Further, conventionally, a wafer or the like is held in an inspection device by a vacuum device. However, since this vacuum device does not have a positioning function, the transfer accuracy by a transfer robot must be high. According to this, since the pallet 4 can be positioned at a predetermined position by the receiving portions 9 and the like, the pallet 4 can be mounted at the predetermined position even if the transfer accuracy by the transfer robot is somewhat low.
Further, an expensive device such as a vacuum device is not required, and the receiving portions 9, 10, 11 and the supporting portion 5 can be made simple and inexpensive.

In the above embodiment, the wafer 3 and the reticle 21 are described as examples of the inspection object.
Of course, other than these may be used.

[0027]

As described above, according to the first aspect of the present invention, the object to be inspected is positioned at a predetermined position on the pallet, and the pallet is transported from the storage section to the inspection device. Therefore, even if the thickness of the inspection object is different, the thickness of the pallet is set to correspond to the thickness of the inspection object, and the thickness of each inspection object and each set of the corresponding pallet is set. By setting the same, inspection objects having different thicknesses can be inspected by one inspection apparatus.

Further, the object to be inspected is mounted at a predetermined position on the pallet, and the pallet can be mounted at predetermined positions in the storage section and the inspection apparatus by the positioning section and the positioning section. When transferring the robot, there is no need to correct the displacement, and the structure of the transfer robot can be simplified.

Further, conventionally, the inspection object is held in the inspection device by a vacuum device, but since the vacuum device does not have a positioning function, the transfer accuracy by the transfer robot must be high. According to the invention, since the pallet can be positioned at the predetermined position by the positioning portion or the like, the pallet can be mounted at the predetermined position even if the transfer accuracy by the transfer robot is somewhat poor. Also, there is no need for expensive equipment such as vacuum equipment,
Simple and inexpensive parts such as a positioning part can be provided.
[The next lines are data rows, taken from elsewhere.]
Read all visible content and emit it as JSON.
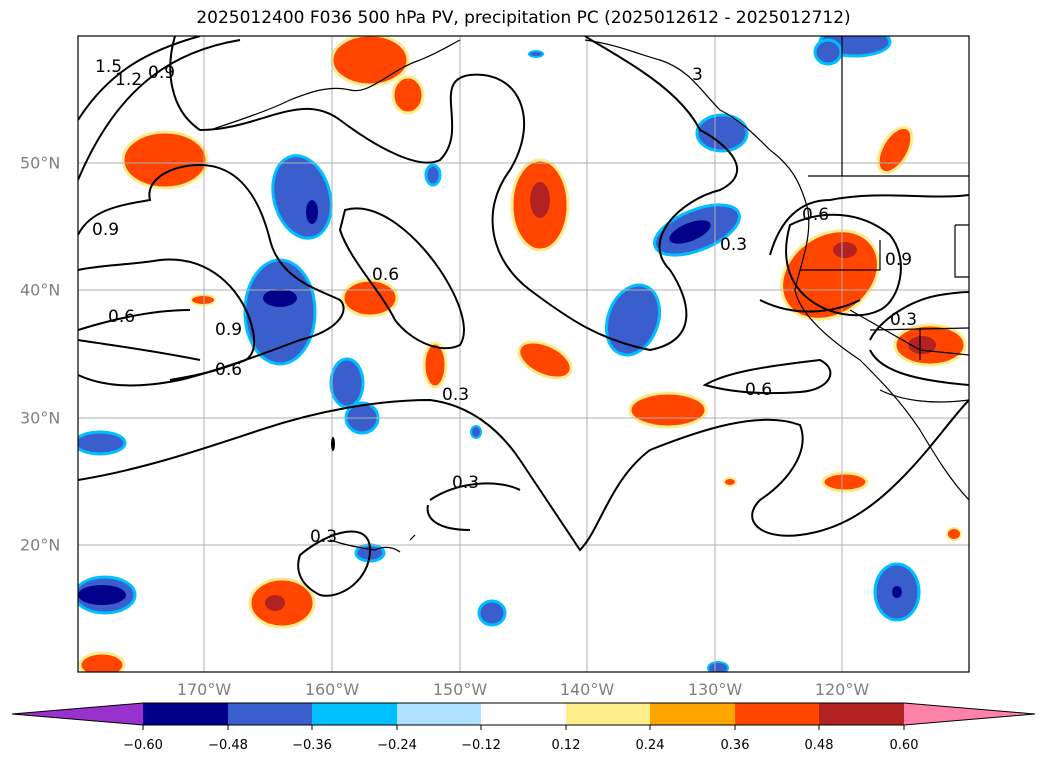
{
  "title": "2025012400 F036 500 hPa PV, precipitation PC (2025012612 - 2025012712)",
  "map": {
    "lon_labels": [
      "170°W",
      "160°W",
      "150°W",
      "140°W",
      "130°W",
      "120°W"
    ],
    "lat_labels": [
      "50°N",
      "40°N",
      "30°N",
      "20°N"
    ],
    "contour_labels": [
      "1.5",
      "1.2",
      "0.9",
      "0.9",
      "0.6",
      "0.9",
      "0.6",
      "0.6",
      "0.3",
      "0.3",
      "0.3",
      "0.3",
      "0.6",
      "0.6",
      "0.9",
      "0.3",
      "3"
    ]
  },
  "colorbar": {
    "ticks": [
      "−0.60",
      "−0.48",
      "−0.36",
      "−0.24",
      "−0.12",
      "0.12",
      "0.24",
      "0.36",
      "0.48",
      "0.60"
    ],
    "colors": [
      "#9932CC",
      "#00008B",
      "#3A5FCD",
      "#00BFFF",
      "#B0E2FF",
      "#FFFFFF",
      "#FFEC8B",
      "#FFA500",
      "#FF4500",
      "#B22222",
      "#FF82AB"
    ]
  }
}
According to the second aspect of the present invention, in addition to the effects of the first aspect, the positioning can be reliably performed with a simple structure.
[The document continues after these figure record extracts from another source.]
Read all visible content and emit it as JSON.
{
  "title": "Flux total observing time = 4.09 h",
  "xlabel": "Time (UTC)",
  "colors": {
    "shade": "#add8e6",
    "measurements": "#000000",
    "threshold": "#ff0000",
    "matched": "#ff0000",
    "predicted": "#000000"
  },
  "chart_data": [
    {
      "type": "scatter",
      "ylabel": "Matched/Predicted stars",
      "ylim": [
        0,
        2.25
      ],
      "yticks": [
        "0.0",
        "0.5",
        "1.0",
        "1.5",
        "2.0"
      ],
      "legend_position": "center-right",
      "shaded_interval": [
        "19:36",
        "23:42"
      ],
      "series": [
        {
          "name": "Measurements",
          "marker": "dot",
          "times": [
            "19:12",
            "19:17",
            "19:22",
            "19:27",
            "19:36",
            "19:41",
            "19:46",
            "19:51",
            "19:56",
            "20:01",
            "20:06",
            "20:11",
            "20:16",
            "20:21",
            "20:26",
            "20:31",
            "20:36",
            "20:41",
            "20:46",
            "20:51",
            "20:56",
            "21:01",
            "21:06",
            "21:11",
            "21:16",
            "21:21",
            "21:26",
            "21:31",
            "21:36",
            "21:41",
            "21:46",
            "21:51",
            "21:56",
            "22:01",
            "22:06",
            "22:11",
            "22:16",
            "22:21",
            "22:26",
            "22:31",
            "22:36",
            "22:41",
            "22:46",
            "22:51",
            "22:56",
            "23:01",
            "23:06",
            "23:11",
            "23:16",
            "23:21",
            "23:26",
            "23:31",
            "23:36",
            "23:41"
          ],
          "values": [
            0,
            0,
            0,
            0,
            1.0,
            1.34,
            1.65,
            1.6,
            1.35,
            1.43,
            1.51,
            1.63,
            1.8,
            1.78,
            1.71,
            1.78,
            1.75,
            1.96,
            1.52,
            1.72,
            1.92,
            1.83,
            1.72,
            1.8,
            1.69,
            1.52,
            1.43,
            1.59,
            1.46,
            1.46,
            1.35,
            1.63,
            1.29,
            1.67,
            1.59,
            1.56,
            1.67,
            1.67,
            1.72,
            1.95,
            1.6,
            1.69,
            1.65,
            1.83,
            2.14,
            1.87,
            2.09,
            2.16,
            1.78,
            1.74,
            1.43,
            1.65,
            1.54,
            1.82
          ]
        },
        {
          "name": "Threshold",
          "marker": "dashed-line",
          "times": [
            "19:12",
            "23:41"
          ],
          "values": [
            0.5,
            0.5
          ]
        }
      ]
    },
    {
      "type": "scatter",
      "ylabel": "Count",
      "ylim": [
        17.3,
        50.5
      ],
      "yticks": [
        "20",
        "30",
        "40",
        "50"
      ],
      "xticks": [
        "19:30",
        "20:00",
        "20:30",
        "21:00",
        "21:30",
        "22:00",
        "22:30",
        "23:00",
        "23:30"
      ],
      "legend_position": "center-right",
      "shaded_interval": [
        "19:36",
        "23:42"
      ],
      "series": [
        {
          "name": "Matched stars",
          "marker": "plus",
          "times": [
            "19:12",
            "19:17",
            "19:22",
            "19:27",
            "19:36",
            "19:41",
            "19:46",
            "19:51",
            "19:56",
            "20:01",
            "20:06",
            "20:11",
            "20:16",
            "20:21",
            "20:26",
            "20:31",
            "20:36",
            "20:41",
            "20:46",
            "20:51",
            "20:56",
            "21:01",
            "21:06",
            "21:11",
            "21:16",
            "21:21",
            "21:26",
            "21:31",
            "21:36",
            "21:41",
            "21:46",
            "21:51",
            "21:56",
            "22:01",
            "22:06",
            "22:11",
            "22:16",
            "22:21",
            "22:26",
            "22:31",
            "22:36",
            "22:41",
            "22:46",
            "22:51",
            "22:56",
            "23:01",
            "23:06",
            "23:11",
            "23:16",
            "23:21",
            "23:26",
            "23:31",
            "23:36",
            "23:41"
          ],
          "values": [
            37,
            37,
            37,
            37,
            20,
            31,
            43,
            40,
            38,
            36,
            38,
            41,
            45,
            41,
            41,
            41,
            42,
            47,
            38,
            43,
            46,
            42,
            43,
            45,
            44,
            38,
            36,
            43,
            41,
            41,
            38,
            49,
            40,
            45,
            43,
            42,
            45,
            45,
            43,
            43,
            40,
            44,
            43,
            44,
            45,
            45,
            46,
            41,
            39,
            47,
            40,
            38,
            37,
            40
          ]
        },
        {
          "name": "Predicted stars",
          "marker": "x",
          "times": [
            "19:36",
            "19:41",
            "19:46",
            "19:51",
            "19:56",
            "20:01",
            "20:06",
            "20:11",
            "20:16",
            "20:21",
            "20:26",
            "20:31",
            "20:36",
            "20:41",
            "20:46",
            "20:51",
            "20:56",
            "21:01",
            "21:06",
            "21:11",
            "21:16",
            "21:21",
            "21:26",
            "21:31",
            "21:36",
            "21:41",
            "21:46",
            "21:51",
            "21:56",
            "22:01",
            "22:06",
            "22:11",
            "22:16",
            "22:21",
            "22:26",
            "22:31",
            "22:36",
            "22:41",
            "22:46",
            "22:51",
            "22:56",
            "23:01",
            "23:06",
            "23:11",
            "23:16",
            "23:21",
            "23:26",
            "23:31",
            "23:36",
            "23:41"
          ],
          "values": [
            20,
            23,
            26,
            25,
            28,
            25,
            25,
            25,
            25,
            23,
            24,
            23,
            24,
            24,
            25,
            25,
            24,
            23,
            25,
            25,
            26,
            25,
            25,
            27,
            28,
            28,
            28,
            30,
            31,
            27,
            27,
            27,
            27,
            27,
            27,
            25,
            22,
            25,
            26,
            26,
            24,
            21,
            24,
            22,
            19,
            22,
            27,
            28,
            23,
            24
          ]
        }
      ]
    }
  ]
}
[Brief description of the drawings]

FIG. 1 is a schematic diagram illustrating a storage unit, a pallet, and the like according to an embodiment of the present invention.

FIG. 2 is a plan view of a storage section according to the embodiment.
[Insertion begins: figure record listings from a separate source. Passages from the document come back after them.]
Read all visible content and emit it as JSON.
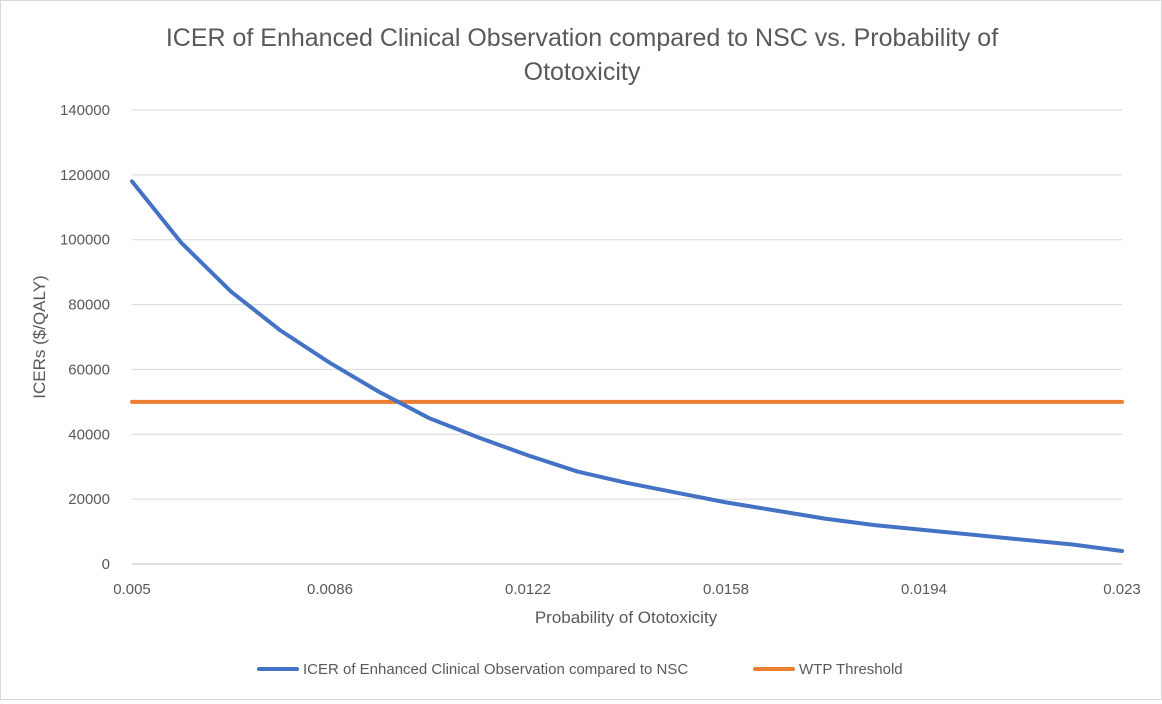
{
  "chart_data": {
    "type": "line",
    "title_lines": [
      "ICER of Enhanced Clinical Observation compared to NSC vs. Probability of",
      "Ototoxicity"
    ],
    "xlabel": "Probability of Ototoxicity",
    "ylabel": "ICERs ($/QALY)",
    "xlim": [
      0.005,
      0.023
    ],
    "ylim": [
      0,
      140000
    ],
    "x_ticks": [
      0.005,
      0.0086,
      0.0122,
      0.0158,
      0.0194,
      0.023
    ],
    "x_tick_labels": [
      "0.005",
      "0.0086",
      "0.0122",
      "0.0158",
      "0.0194",
      "0.023"
    ],
    "y_ticks": [
      0,
      20000,
      40000,
      60000,
      80000,
      100000,
      120000,
      140000
    ],
    "y_tick_labels": [
      "0",
      "20000",
      "40000",
      "60000",
      "80000",
      "100000",
      "120000",
      "140000"
    ],
    "grid": "horizontal",
    "legend_position": "bottom",
    "series": [
      {
        "name": "ICER of Enhanced Clinical Observation compared to NSC",
        "color": "#4472C4",
        "x": [
          0.005,
          0.0059,
          0.0068,
          0.0077,
          0.0086,
          0.0095,
          0.0104,
          0.0113,
          0.0122,
          0.0131,
          0.014,
          0.0149,
          0.0158,
          0.0167,
          0.0176,
          0.0185,
          0.0194,
          0.0203,
          0.0212,
          0.0221,
          0.023
        ],
        "y": [
          118000,
          99000,
          84000,
          72000,
          62000,
          53000,
          45000,
          39000,
          33500,
          28500,
          25000,
          22000,
          19000,
          16500,
          14000,
          12000,
          10500,
          9000,
          7500,
          6000,
          4000
        ]
      },
      {
        "name": "WTP Threshold",
        "color": "#ED7D31",
        "x": [
          0.005,
          0.023
        ],
        "y": [
          50000,
          50000
        ]
      }
    ]
  }
}
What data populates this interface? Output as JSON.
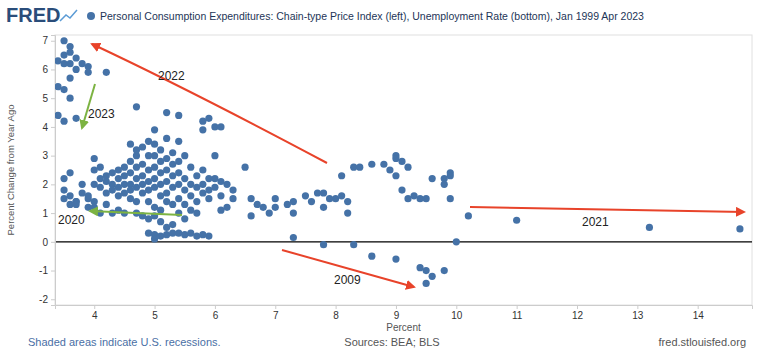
{
  "chart_data": {
    "type": "scatter",
    "logo": "FRED",
    "title": "Personal Consumption Expenditures: Chain-type Price Index (left), Unemployment Rate (bottom), Jan 1999 Apr 2023",
    "ylabel": "Percent Change from Year Ago",
    "xlabel": "Percent",
    "footer_note": "Shaded areas indicate U.S. recessions.",
    "source": "Sources: BEA; BLS",
    "url": "fred.stlouisfed.org",
    "annotations": [
      "2022",
      "2023",
      "2020",
      "2009",
      "2021"
    ],
    "color": "#4572a7",
    "grid": false,
    "xlim": [
      3.35,
      14.9
    ],
    "ylim": [
      -2.2,
      7.2
    ],
    "xticks": [
      4,
      5,
      6,
      7,
      8,
      9,
      10,
      11,
      12,
      13,
      14
    ],
    "yticks": [
      -2,
      -1,
      0,
      1,
      2,
      3,
      4,
      5,
      6,
      7
    ],
    "x": [
      3.5,
      3.6,
      3.6,
      3.5,
      3.7,
      3.4,
      3.6,
      3.5,
      3.7,
      3.9,
      3.8,
      4.2,
      3.9,
      3.6,
      3.4,
      3.5,
      3.6,
      3.4,
      3.5,
      3.7,
      4.7,
      5.2,
      5.4,
      5.8,
      5.9,
      6.0,
      6.1,
      5.8,
      3.5,
      3.6,
      3.5,
      3.7,
      3.6,
      3.5,
      3.8,
      3.9,
      3.7,
      3.9,
      3.8,
      4.0,
      4.0,
      3.9,
      3.6,
      3.7,
      4.0,
      4.0,
      4.1,
      4.1,
      4.1,
      4.2,
      4.2,
      4.2,
      4.3,
      4.3,
      4.3,
      4.3,
      4.4,
      4.4,
      4.4,
      4.4,
      4.4,
      4.5,
      4.5,
      4.5,
      4.5,
      4.5,
      4.6,
      4.6,
      4.6,
      4.6,
      4.6,
      4.7,
      4.7,
      4.7,
      4.7,
      4.7,
      4.7,
      4.8,
      4.8,
      4.8,
      4.8,
      4.8,
      4.8,
      4.9,
      4.9,
      4.9,
      4.9,
      4.9,
      4.9,
      4.9,
      4.1,
      4.2,
      4.0,
      4.6,
      4.7,
      5.0,
      5.0,
      5.0,
      5.0,
      5.0,
      5.0,
      5.0,
      5.0,
      5.1,
      5.1,
      5.1,
      5.1,
      5.1,
      5.1,
      5.1,
      5.2,
      5.2,
      5.2,
      5.2,
      5.2,
      5.2,
      5.3,
      5.3,
      5.3,
      5.3,
      5.3,
      5.4,
      5.4,
      5.4,
      5.4,
      5.4,
      5.4,
      5.5,
      5.5,
      5.5,
      5.5,
      5.5,
      5.6,
      5.6,
      5.6,
      5.6,
      5.7,
      5.7,
      5.7,
      5.7,
      5.8,
      5.8,
      5.8,
      5.9,
      5.9,
      5.9,
      5.3,
      5.2,
      4.9,
      5.0,
      5.0,
      5.1,
      5.2,
      5.3,
      5.4,
      5.5,
      5.6,
      5.7,
      5.8,
      5.9,
      6.0,
      6.0,
      6.1,
      6.1,
      6.1,
      6.2,
      6.2,
      6.3,
      6.3,
      6.5,
      6.0,
      6.6,
      6.6,
      6.7,
      6.8,
      6.9,
      7.0,
      7.0,
      7.2,
      7.3,
      7.3,
      7.3,
      7.5,
      7.6,
      7.7,
      7.8,
      7.8,
      7.8,
      7.9,
      8.0,
      8.1,
      8.1,
      8.2,
      8.2,
      8.3,
      8.3,
      8.4,
      8.6,
      8.6,
      8.8,
      8.9,
      9.0,
      9.0,
      9.0,
      9.0,
      9.1,
      9.1,
      9.2,
      9.2,
      9.3,
      9.4,
      9.4,
      9.5,
      9.5,
      9.5,
      9.6,
      9.6,
      9.8,
      9.8,
      9.8,
      9.9,
      9.9,
      9.9,
      10.0,
      10.2,
      11.0,
      13.2,
      14.7
    ],
    "values": [
      7.0,
      6.8,
      6.6,
      6.5,
      6.4,
      6.3,
      6.2,
      6.2,
      6.0,
      6.1,
      6.2,
      5.9,
      5.9,
      5.7,
      5.4,
      5.3,
      5.0,
      4.4,
      4.2,
      4.3,
      4.7,
      4.5,
      4.4,
      4.2,
      4.3,
      4.0,
      4.0,
      3.9,
      1.8,
      1.6,
      1.5,
      1.4,
      2.4,
      2.2,
      1.7,
      1.5,
      1.4,
      1.6,
      2.0,
      2.0,
      1.4,
      1.2,
      1.3,
      1.3,
      2.5,
      2.9,
      2.6,
      2.2,
      1.9,
      2.3,
      2.1,
      1.7,
      2.4,
      2.0,
      1.8,
      1.0,
      2.5,
      2.2,
      1.9,
      1.6,
      1.1,
      2.6,
      2.3,
      2.0,
      1.7,
      1.0,
      2.8,
      2.4,
      2.0,
      1.8,
      1.5,
      3.0,
      2.6,
      2.2,
      1.9,
      1.4,
      1.0,
      3.3,
      2.7,
      2.3,
      2.0,
      1.7,
      0.9,
      3.5,
      3.0,
      2.5,
      2.1,
      1.8,
      1.4,
      0.8,
      1.0,
      1.3,
      1.2,
      3.4,
      3.2,
      3.9,
      3.4,
      3.0,
      2.6,
      2.2,
      1.9,
      1.2,
      0.9,
      3.2,
      2.8,
      2.4,
      2.0,
      1.6,
      1.1,
      0.7,
      3.6,
      2.9,
      2.5,
      2.1,
      1.7,
      1.4,
      3.1,
      2.7,
      2.3,
      1.9,
      1.3,
      3.5,
      2.8,
      2.4,
      2.0,
      1.5,
      1.0,
      3.0,
      2.2,
      1.8,
      1.3,
      0.8,
      2.6,
      2.0,
      1.6,
      1.1,
      2.3,
      1.9,
      1.4,
      1.0,
      2.5,
      2.0,
      1.7,
      2.2,
      1.8,
      1.5,
      0.6,
      0.5,
      0.3,
      0.25,
      0.1,
      0.2,
      0.25,
      0.3,
      0.3,
      0.25,
      0.3,
      0.2,
      0.25,
      0.2,
      2.2,
      1.9,
      2.1,
      1.6,
      1.1,
      2.0,
      1.2,
      1.8,
      1.5,
      2.6,
      3.0,
      1.5,
      0.9,
      1.3,
      1.2,
      1.0,
      1.5,
      1.2,
      1.3,
      1.0,
      0.15,
      1.4,
      1.6,
      1.4,
      1.7,
      1.7,
      1.2,
      -0.1,
      1.5,
      1.5,
      1.6,
      2.3,
      1.4,
      1.0,
      2.6,
      -0.1,
      2.6,
      2.7,
      -0.5,
      2.7,
      2.5,
      3.0,
      2.9,
      2.3,
      -0.6,
      2.8,
      1.8,
      2.6,
      1.5,
      1.6,
      1.5,
      -0.9,
      1.5,
      -1.0,
      -1.45,
      -1.2,
      2.2,
      2.2,
      2.0,
      -1.0,
      2.4,
      2.3,
      1.5,
      0.0,
      0.9,
      0.75,
      0.5,
      0.45
    ]
  }
}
FIG. 3 is a perspective view showing a drawer plate and a pallet according to the embodiment.

FIG. 4 is a front view of the inspection device according to the embodiment.

FIG. 5 is a plan view of a storage unit that stores the reticle according to the embodiment.

[Explanation of symbols]

 DESCRIPTION OF SYMBOLS 1 Storage part 3 Wafer (object to be inspected) 4 Pallet Positioned part 5 Support part 6 Support part main body 7 Sphere positioning part 9 First receiving part 9a Depression 10 Second receiving part 10a V-shaped groove 11 Third receiving part 11a Flat part 13 Positioning mechanism 17 Inspection device 18 Stage 21 Reticle (object to be inspected) 23 Positioning mechanism

Claims (2)

[Claims] A pallet on which an object to be inspected is mounted at a predetermined position is provided with a positioning portion, while the positioning portion is engaged with a storage portion and an inspection device to position the pallet at a predetermined position. A transfer robot provided with a transfer unit for transferring a pallet on which the inspection object is mounted from the storage unit to the inspection device. 2. One of the positioning portion and the portion to be positioned is provided with spheres at at least three places, and the other has a concave portion into which the sphere is fitted at a position corresponding to the sphere,
The V-shaped groove into which another sphere is fitted, and a flat portion contacting the other sphere is further formed.
The transfer device as described in the above.